J Allergy Clin Immunol. 2012 Jul;130(1):13-21. doi: 10.1016/j.jaci.2012.05.029.
Hookworms produce a vast repertoire of structurally and functionally diverse molecules that mediate their long-term survival and pathogenesis within a human host. Many of these molecules are secreted by the parasite, after which they interact with critical components of host biology, including processes that are key to host survival. The most important of these interactions is the hookworm's interruption of nutrient acquisition by the host through its ingestion and digestion of host blood. This results in iron deficiency and eventually the microcytic hypochromic anemia or iron deficiency anemia that is the clinical hallmark of hookworm infection. Other molecular mechanisms of hookworm infection cause a systematic suppression of the host immune response to both the parasite and to bystander antigens (eg, vaccines or allergens). This is achieved by a series of molecules that assist the parasite in the stealthy evasion of the host immune response. This review will summarize the current knowledge of the molecular mechanisms used by hookworms to survive for extended periods in the human host (up to 7 years or longer) and examine the pivotal contributions of these molecular mechanisms to chronic hookworm parasitism and host clinical outcomes.

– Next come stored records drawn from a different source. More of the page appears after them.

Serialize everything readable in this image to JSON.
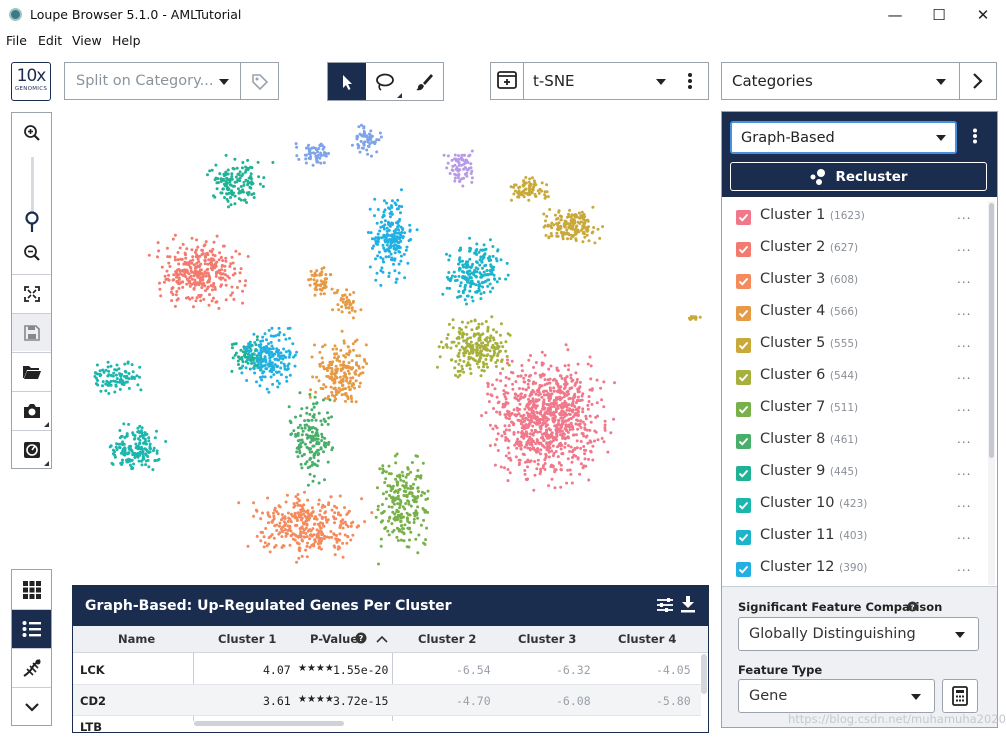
{
  "window": {
    "title": "Loupe Browser 5.1.0 - AMLTutorial",
    "controls": {
      "minimize": "—",
      "maximize": "☐",
      "close": "✕"
    }
  },
  "menu": [
    "File",
    "Edit",
    "View",
    "Help"
  ],
  "logo": {
    "top": "10x",
    "bottom": "GENOMICS"
  },
  "toolbar": {
    "split_placeholder": "Split on Category...",
    "projection": "t-SNE",
    "category_select": "Categories"
  },
  "right_panel": {
    "clustering": "Graph-Based",
    "recluster_label": "Recluster",
    "clusters": [
      {
        "name": "Cluster 1",
        "count": "(1623)",
        "color": "#f0788a"
      },
      {
        "name": "Cluster 2",
        "count": "(627)",
        "color": "#f37a6e"
      },
      {
        "name": "Cluster 3",
        "count": "(608)",
        "color": "#f58a5c"
      },
      {
        "name": "Cluster 4",
        "count": "(566)",
        "color": "#e69a45"
      },
      {
        "name": "Cluster 5",
        "count": "(555)",
        "color": "#c9a93a"
      },
      {
        "name": "Cluster 6",
        "count": "(544)",
        "color": "#a6b03c"
      },
      {
        "name": "Cluster 7",
        "count": "(511)",
        "color": "#78b04a"
      },
      {
        "name": "Cluster 8",
        "count": "(461)",
        "color": "#48ae6a"
      },
      {
        "name": "Cluster 9",
        "count": "(445)",
        "color": "#20b294"
      },
      {
        "name": "Cluster 10",
        "count": "(423)",
        "color": "#1bb6ad"
      },
      {
        "name": "Cluster 11",
        "count": "(403)",
        "color": "#1cb4cb"
      },
      {
        "name": "Cluster 12",
        "count": "(390)",
        "color": "#22b0e2"
      }
    ],
    "more_label": "...",
    "sig_label": "Significant Feature Comparison",
    "sig_value": "Globally Distinguishing",
    "feature_type_label": "Feature Type",
    "feature_type_value": "Gene"
  },
  "table": {
    "title": "Graph-Based: Up-Regulated Genes Per Cluster",
    "columns": [
      "Name",
      "Cluster 1",
      "P-Value",
      "Cluster 2",
      "Cluster 3",
      "Cluster 4"
    ],
    "rows": [
      {
        "name": "LCK",
        "c1": "4.07",
        "stars": "★★★★",
        "p": "1.55e-20",
        "c2": "-6.54",
        "c3": "-6.32",
        "c4": "-4.05"
      },
      {
        "name": "CD2",
        "c1": "3.61",
        "stars": "★★★★",
        "p": "3.72e-15",
        "c2": "-4.70",
        "c3": "-6.08",
        "c4": "-5.80"
      }
    ],
    "next_row_partial": "LTB"
  },
  "watermark": "https://blog.csdn.net/muhamuha2020",
  "plot_colors": [
    "#f0788a",
    "#f37a6e",
    "#f58a5c",
    "#e69a45",
    "#c9a93a",
    "#a6b03c",
    "#78b04a",
    "#48ae6a",
    "#20b294",
    "#1bb6ad",
    "#1cb4cb",
    "#22b0e2",
    "#7ea3e8",
    "#b79be6"
  ]
}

钩虫产生了大量结构和功能多样化的分子,这些分子介导其在人体宿主中的长期生存和发病机制。这些分子中的许多是寄生虫分泌的,然后它们与宿主生物学的关键成分相互作用,包括对宿主生存至关重要的过程。这些相互作用中最重要的是钩虫通过摄取和消化宿主血液来中断宿主对营养物质的获取。这导致缺铁,最终导致小细胞低色素性贫血或缺铁性贫血,这是钩虫感染的临床特征。钩虫感染的其他分子机制导致宿主对寄生虫和旁观者抗原(例如疫苗或过敏原)的免疫反应受到系统性抑制。这是通过一系列分子来实现的,这些分子帮助寄生虫在宿主免疫反应中偷偷地逃避。这篇综述将总结钩虫在人体宿主中长时间(长达 7 年或更长时间)生存所使用的分子机制的现有知识,并研究这些分子机制对慢性钩虫寄生和宿主临床结局的关键贡献。